Wednesday, 15 June 2011

Learning to make pasta – the proper way

Alessandra Spisne and her daughter Stefania

A morning in La Vecchia Scuola, Alessandra Spisne’s celebrated cookery school (writes Liz). There we met Tim and Janet, two Canadians from Toronto with a passion for pasta. That’s why they are spending five days of their holiday learning how to make pasta.

Breaking the eggs into the flour 'nest'

After donning the school’s t-shirt and yellow cap, they do what they do every day here: they create a 500g nest of flour and break five eggs into it. No olive oil, no semolina (‘that’s not traditional Bolognese’), no extra yolks, just flour and eggs.

Breaking the eggs with a fork, they gradually work in the flour until they have a ball of dough.

Looking for San  Luca
Over at the next table, Massimo, who is doing the three month professional course, is rolling out his 500g and five eggs into a intensely yellow, incredibly thin oval. That’s what Tim and Jackie hope to achieve by the end of the week, a sheet or sfoglio of pasta so delicate that they can see San Luca – the church on the hill overlooking Bologna - through it.

Even though they are only here for a short time, they are taught to professional standards and learn how a real Bolognese kitchen works, with its separate spaces for the pasta maker and the sauce makers. In fact, many restaurants have a pasta workshop in another building where the sfoglina – the pasta maker – toils alone making tagliatelle and gramigna (a kind of curly macaroni that accompanies a sausage sauce), as well as the filled pastas.

The next step for Tim and Jackie is to knead the dough they have made. For this you need clean dry hands and just a little flour on the rolling board – just how much  you need to knead depends  on the season and the humidity. Today is hot and clammy, tough conditions for apprentice pasta makers.
Kneading the dough
Their task is to make tortellone, pasta filled (in this case) with a mixture of potato, parmesan and finely chopped parsley. Luckily you don’t have to roll the pasta as thin for tortellone as you do for the smaller, finer meat filled tortellini or  for tagliatelle.
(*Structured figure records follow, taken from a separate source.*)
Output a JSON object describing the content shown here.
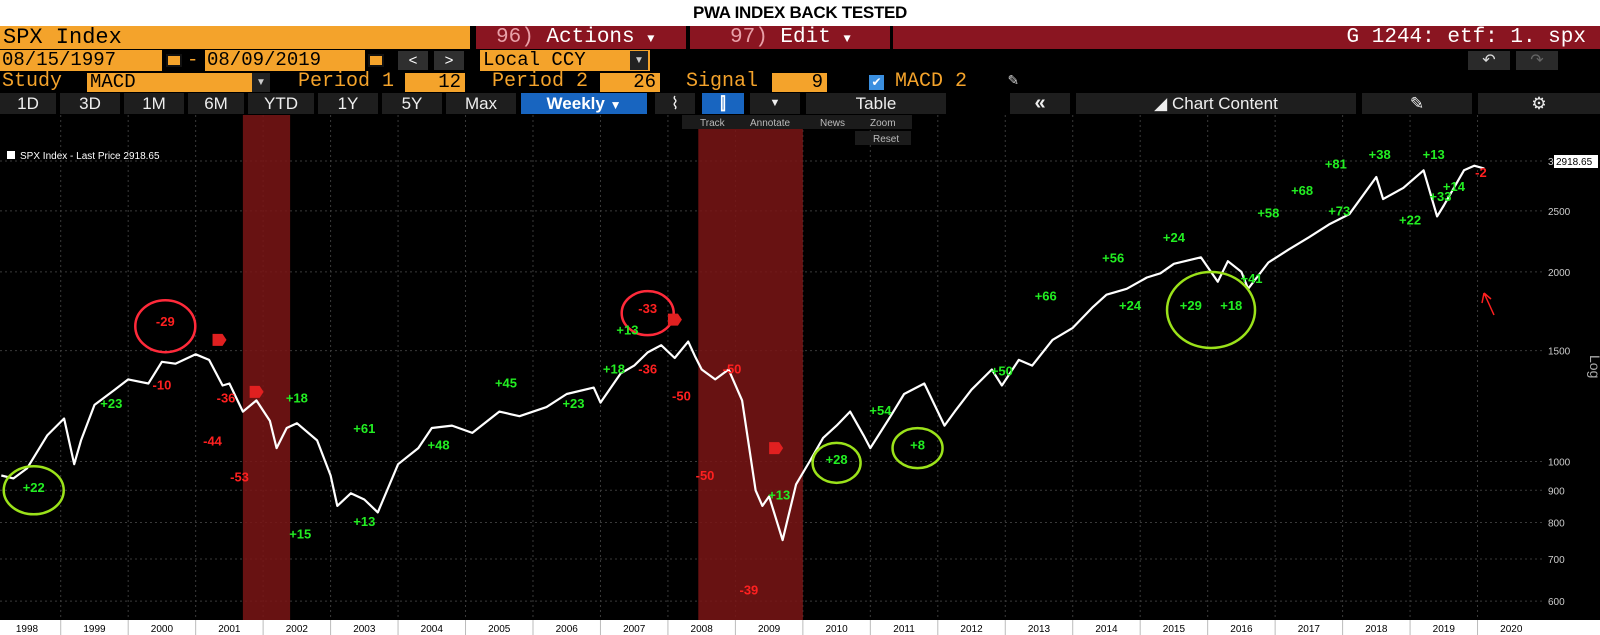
{
  "banner": "PWA INDEX BACK TESTED",
  "header": {
    "security": "SPX Index",
    "actions_num": "96)",
    "actions_label": "Actions",
    "edit_num": "97)",
    "edit_label": "Edit",
    "ticker": "G 1244: etf: 1. spx"
  },
  "dates": {
    "start": "08/15/1997",
    "sep": "-",
    "end": "08/09/2019",
    "prev": "<",
    "next": ">"
  },
  "currency": "Local CCY",
  "study": {
    "label": "Study",
    "value": "MACD",
    "period1_label": "Period 1",
    "period1": "12",
    "period2_label": "Period 2",
    "period2": "26",
    "signal_label": "Signal",
    "signal": "9",
    "overlay_label": "MACD 2"
  },
  "tabs": [
    {
      "label": "1D"
    },
    {
      "label": "3D"
    },
    {
      "label": "1M"
    },
    {
      "label": "6M"
    },
    {
      "label": "YTD"
    },
    {
      "label": "1Y"
    },
    {
      "label": "5Y"
    },
    {
      "label": "Max"
    },
    {
      "label": "Weekly"
    }
  ],
  "toolbar": {
    "table": "Table",
    "collapse": "«",
    "chart_content": "Chart Content"
  },
  "tools": {
    "track": "Track",
    "annotate": "Annotate",
    "news": "News",
    "zoom": "Zoom",
    "reset": "Reset"
  },
  "legend_text": "SPX Index - Last Price 2918.65",
  "last_price": "2918.65",
  "axis_side_label": "Log",
  "colors": {
    "gain": "#22ee22",
    "loss": "#ff2020",
    "line": "#ffffff",
    "recession": "#7a1515",
    "circle_gain": "#9be21a",
    "circle_loss": "#ff2a3a"
  },
  "chart_data": {
    "type": "line",
    "title": "",
    "yscale": "log",
    "ylim": [
      560,
      3300
    ],
    "xlim": [
      1997.6,
      2020.5
    ],
    "y_ticks": [
      600,
      700,
      800,
      900,
      1000,
      1500,
      2000,
      2500,
      3000
    ],
    "y_tick_labels": [
      "600",
      "700",
      "800",
      "900",
      "1000",
      "1500",
      "2000",
      "2500",
      "3000"
    ],
    "x_ticks": [
      1998,
      1999,
      2000,
      2001,
      2002,
      2003,
      2004,
      2005,
      2006,
      2007,
      2008,
      2009,
      2010,
      2011,
      2012,
      2013,
      2014,
      2015,
      2016,
      2017,
      2018,
      2019,
      2020
    ],
    "x_tick_labels": [
      "1998",
      "1999",
      "2000",
      "2001",
      "2002",
      "2003",
      "2004",
      "2005",
      "2006",
      "2007",
      "2008",
      "2009",
      "2010",
      "2011",
      "2012",
      "2013",
      "2014",
      "2015",
      "2016",
      "2017",
      "2018",
      "2019",
      "2020"
    ],
    "series": [
      {
        "name": "",
        "x": [
          1997.62,
          1997.8,
          1998.0,
          1998.3,
          1998.55,
          1998.7,
          1998.8,
          1999.0,
          1999.3,
          1999.5,
          1999.8,
          2000.0,
          2000.2,
          2000.5,
          2000.7,
          2000.9,
          2001.0,
          2001.2,
          2001.4,
          2001.6,
          2001.7,
          2001.85,
          2002.0,
          2002.3,
          2002.5,
          2002.6,
          2002.8,
          2003.0,
          2003.2,
          2003.5,
          2003.8,
          2004.0,
          2004.3,
          2004.6,
          2005.0,
          2005.3,
          2005.7,
          2006.0,
          2006.4,
          2006.5,
          2006.8,
          2007.0,
          2007.2,
          2007.4,
          2007.6,
          2007.8,
          2007.9,
          2008.0,
          2008.2,
          2008.4,
          2008.6,
          2008.8,
          2008.9,
          2009.0,
          2009.2,
          2009.4,
          2009.6,
          2009.8,
          2010.0,
          2010.2,
          2010.4,
          2010.5,
          2010.8,
          2011.0,
          2011.3,
          2011.6,
          2011.75,
          2012.0,
          2012.3,
          2012.45,
          2012.7,
          2012.9,
          2013.2,
          2013.5,
          2013.8,
          2014.0,
          2014.3,
          2014.6,
          2014.8,
          2015.0,
          2015.4,
          2015.65,
          2015.8,
          2016.0,
          2016.1,
          2016.4,
          2016.7,
          2017.0,
          2017.3,
          2017.6,
          2018.0,
          2018.1,
          2018.4,
          2018.7,
          2018.9,
          2019.0,
          2019.3,
          2019.45,
          2019.6
        ],
        "values": [
          950,
          940,
          975,
          1100,
          1170,
          990,
          1080,
          1230,
          1300,
          1350,
          1330,
          1440,
          1430,
          1480,
          1450,
          1320,
          1330,
          1200,
          1250,
          1160,
          1050,
          1130,
          1150,
          1080,
          950,
          850,
          890,
          870,
          830,
          990,
          1050,
          1130,
          1140,
          1110,
          1200,
          1180,
          1220,
          1280,
          1310,
          1240,
          1380,
          1420,
          1490,
          1530,
          1460,
          1550,
          1470,
          1400,
          1350,
          1400,
          1250,
          900,
          850,
          880,
          750,
          920,
          1000,
          1090,
          1140,
          1200,
          1100,
          1050,
          1180,
          1280,
          1330,
          1140,
          1200,
          1300,
          1400,
          1320,
          1450,
          1420,
          1560,
          1630,
          1760,
          1840,
          1880,
          1960,
          1990,
          2060,
          2110,
          1930,
          2080,
          2000,
          1880,
          2070,
          2170,
          2270,
          2380,
          2470,
          2830,
          2610,
          2720,
          2900,
          2450,
          2550,
          2900,
          2950,
          2920
        ]
      }
    ],
    "recessions": [
      [
        2001.2,
        2001.9
      ],
      [
        2007.95,
        2009.5
      ]
    ],
    "annotations": [
      {
        "text": "+22",
        "x": 1998.1,
        "y": 895,
        "kind": "gain"
      },
      {
        "text": "+23",
        "x": 1999.25,
        "y": 1215,
        "kind": "gain"
      },
      {
        "text": "-10",
        "x": 2000.0,
        "y": 1300,
        "kind": "loss"
      },
      {
        "text": "-29",
        "x": 2000.05,
        "y": 1640,
        "kind": "loss"
      },
      {
        "text": "-36",
        "x": 2000.95,
        "y": 1240,
        "kind": "loss"
      },
      {
        "text": "-44",
        "x": 2000.75,
        "y": 1060,
        "kind": "loss"
      },
      {
        "text": "-53",
        "x": 2001.15,
        "y": 930,
        "kind": "loss"
      },
      {
        "text": "+18",
        "x": 2002.0,
        "y": 1240,
        "kind": "gain"
      },
      {
        "text": "+15",
        "x": 2002.05,
        "y": 755,
        "kind": "gain"
      },
      {
        "text": "+13",
        "x": 2003.0,
        "y": 790,
        "kind": "gain"
      },
      {
        "text": "+61",
        "x": 2003.0,
        "y": 1110,
        "kind": "gain"
      },
      {
        "text": "+48",
        "x": 2004.1,
        "y": 1045,
        "kind": "gain"
      },
      {
        "text": "+45",
        "x": 2005.1,
        "y": 1310,
        "kind": "gain"
      },
      {
        "text": "+23",
        "x": 2006.1,
        "y": 1215,
        "kind": "gain"
      },
      {
        "text": "+13",
        "x": 2006.9,
        "y": 1590,
        "kind": "gain"
      },
      {
        "text": "+18",
        "x": 2006.7,
        "y": 1380,
        "kind": "gain"
      },
      {
        "text": "-36",
        "x": 2007.2,
        "y": 1380,
        "kind": "loss"
      },
      {
        "text": "-33",
        "x": 2007.2,
        "y": 1720,
        "kind": "loss"
      },
      {
        "text": "-50",
        "x": 2008.45,
        "y": 1380,
        "kind": "loss"
      },
      {
        "text": "-50",
        "x": 2007.7,
        "y": 1250,
        "kind": "loss"
      },
      {
        "text": "-50",
        "x": 2008.05,
        "y": 935,
        "kind": "loss"
      },
      {
        "text": "+13",
        "x": 2009.15,
        "y": 870,
        "kind": "gain"
      },
      {
        "text": "-39",
        "x": 2008.7,
        "y": 615,
        "kind": "loss"
      },
      {
        "text": "+28",
        "x": 2010.0,
        "y": 990,
        "kind": "gain"
      },
      {
        "text": "+54",
        "x": 2010.65,
        "y": 1185,
        "kind": "gain"
      },
      {
        "text": "+8",
        "x": 2011.2,
        "y": 1045,
        "kind": "gain"
      },
      {
        "text": "+50",
        "x": 2012.45,
        "y": 1370,
        "kind": "gain"
      },
      {
        "text": "+66",
        "x": 2013.1,
        "y": 1800,
        "kind": "gain"
      },
      {
        "text": "+56",
        "x": 2014.1,
        "y": 2070,
        "kind": "gain"
      },
      {
        "text": "+24",
        "x": 2014.35,
        "y": 1740,
        "kind": "gain"
      },
      {
        "text": "+24",
        "x": 2015.0,
        "y": 2230,
        "kind": "gain"
      },
      {
        "text": "+29",
        "x": 2015.25,
        "y": 1740,
        "kind": "gain"
      },
      {
        "text": "+18",
        "x": 2015.85,
        "y": 1740,
        "kind": "gain"
      },
      {
        "text": "+41",
        "x": 2016.15,
        "y": 1920,
        "kind": "gain"
      },
      {
        "text": "+58",
        "x": 2016.4,
        "y": 2440,
        "kind": "gain"
      },
      {
        "text": "+68",
        "x": 2016.9,
        "y": 2650,
        "kind": "gain"
      },
      {
        "text": "+73",
        "x": 2017.45,
        "y": 2460,
        "kind": "gain"
      },
      {
        "text": "+81",
        "x": 2017.4,
        "y": 2920,
        "kind": "gain"
      },
      {
        "text": "+38",
        "x": 2018.05,
        "y": 3020,
        "kind": "gain"
      },
      {
        "text": "+13",
        "x": 2018.85,
        "y": 3020,
        "kind": "gain"
      },
      {
        "text": "+14",
        "x": 2019.15,
        "y": 2690,
        "kind": "gain"
      },
      {
        "text": "+33",
        "x": 2018.95,
        "y": 2590,
        "kind": "gain"
      },
      {
        "text": "+22",
        "x": 2018.5,
        "y": 2380,
        "kind": "gain"
      },
      {
        "text": "-2",
        "x": 2019.55,
        "y": 2830,
        "kind": "loss"
      }
    ],
    "circles": [
      {
        "x": 1998.1,
        "y": 900,
        "rx": 30,
        "ry": 24,
        "kind": "gain"
      },
      {
        "x": 2000.05,
        "y": 1640,
        "rx": 30,
        "ry": 26,
        "kind": "loss"
      },
      {
        "x": 2007.2,
        "y": 1720,
        "rx": 26,
        "ry": 22,
        "kind": "loss"
      },
      {
        "x": 2010.0,
        "y": 995,
        "rx": 24,
        "ry": 20,
        "kind": "gain"
      },
      {
        "x": 2011.2,
        "y": 1050,
        "rx": 25,
        "ry": 20,
        "kind": "gain"
      },
      {
        "x": 2015.55,
        "y": 1740,
        "rx": 44,
        "ry": 38,
        "kind": "gain"
      }
    ],
    "rec_markers": [
      {
        "x": 2000.75,
        "y": 1560
      },
      {
        "x": 2001.3,
        "y": 1290
      },
      {
        "x": 2007.5,
        "y": 1680
      },
      {
        "x": 2009.0,
        "y": 1050
      }
    ]
  }
}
As the students cut the sfoglio into small squares, they are told not to waste any of the pasta. ‘You’ve worked hard to make it’, says their teacher Simone, ‘so you want to use every scrap of it’. They work the off cuts into the squares, which makes the pasta thicker but for tortellone this is less critical. Another clever tip is about preparing the potatoes for the filling: they put them once cold through a ricer, skins and all, and what comes out is just the potato. To this they add parmesan, parsley and an egg, and then mix well before putting the stuffing into a piping bag.

End result
Learning to use the piping bag is an art in itself. But once mastered it takes no time to pipe a blob of filling onto every square. Folding over the pasta and then forming the distinctive tortellone shape takes a bit longer. Watching the students grappling with the pasta and the filling you can see why it took Nonna years to perfect hers.